Post ImageYesterday, Evan Williams announced that he has formed a new company called Obvious Corp. which has purchased all of the assets of Odeo Inc. from the other investors and shareholders. Some people are probably surprised at the move, but I’m not. In fact, I saw it coming back in July:

Maybe it’s time everyone stopped calling Odeo a podcasting company. I’ve been critical of Google’s apparent lack of focus and direction many times in the past, but they’ve got nothing on Odeo. I mean here’s a company with some very smart people working for them, some substantial venture capital behind them, and yet very little to show for it.

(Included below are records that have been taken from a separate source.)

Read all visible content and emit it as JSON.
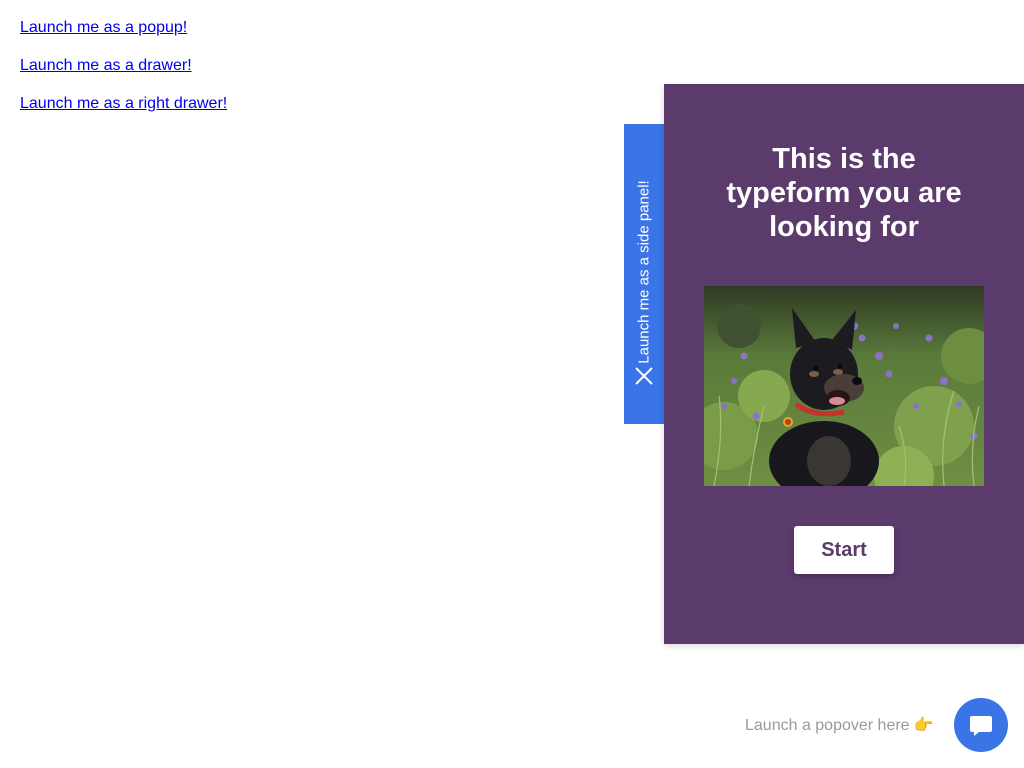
{
  "links": {
    "popup": "Launch me as a popup!",
    "drawer": "Launch me as a drawer!",
    "right_drawer": "Launch me as a right drawer!"
  },
  "side_panel": {
    "tab_label": "Launch me as a side panel!",
    "tab_color": "#3a74e6",
    "close_icon": "close-icon"
  },
  "typeform": {
    "title": "This is the\ntypeform you are\nlooking for",
    "image_alt": "black dog in wildflower meadow",
    "start_label": "Start",
    "background_color": "#5b3a6c"
  },
  "popover": {
    "label": "Launch a popover here",
    "emoji": "👉",
    "button_icon": "chat-bubble-icon",
    "button_color": "#3a74e6"
  }
}
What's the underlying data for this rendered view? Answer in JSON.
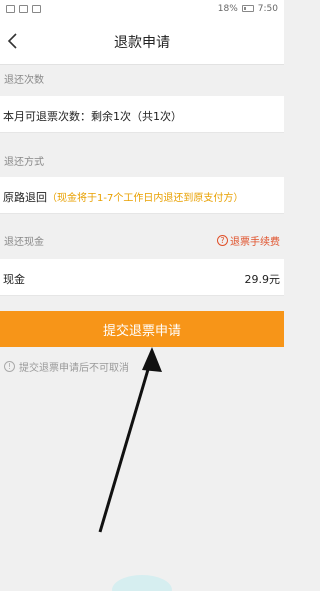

I’d guess the investors are happy to have gotten out without any losses (TechCrunch thinks the buyout price is a little more than $5 million). Odeo is no longer a company by itself. Instead, it is now simply one of perhaps many products in Obvious’ new “model for building and running web products.”

The new model that Evan describes in his post is vague, but interesting. More importantly, he seems really excited about it, and he’s right, “from excitement and bold moves, great things often happen.” I wish him the best of luck with Obvious Corp.

So what does this mean for Odeo? A post on the official blog says that they are now “even more focused on giving Odeo the attention it requires.” Frankly, it would be difficult to be less focused than they are right now, so I guess that’s a good first step. It appears it will be business as usual for Odeo, at least for the foreseeable future. It’ll be interesting to see what, if anything, they change or add.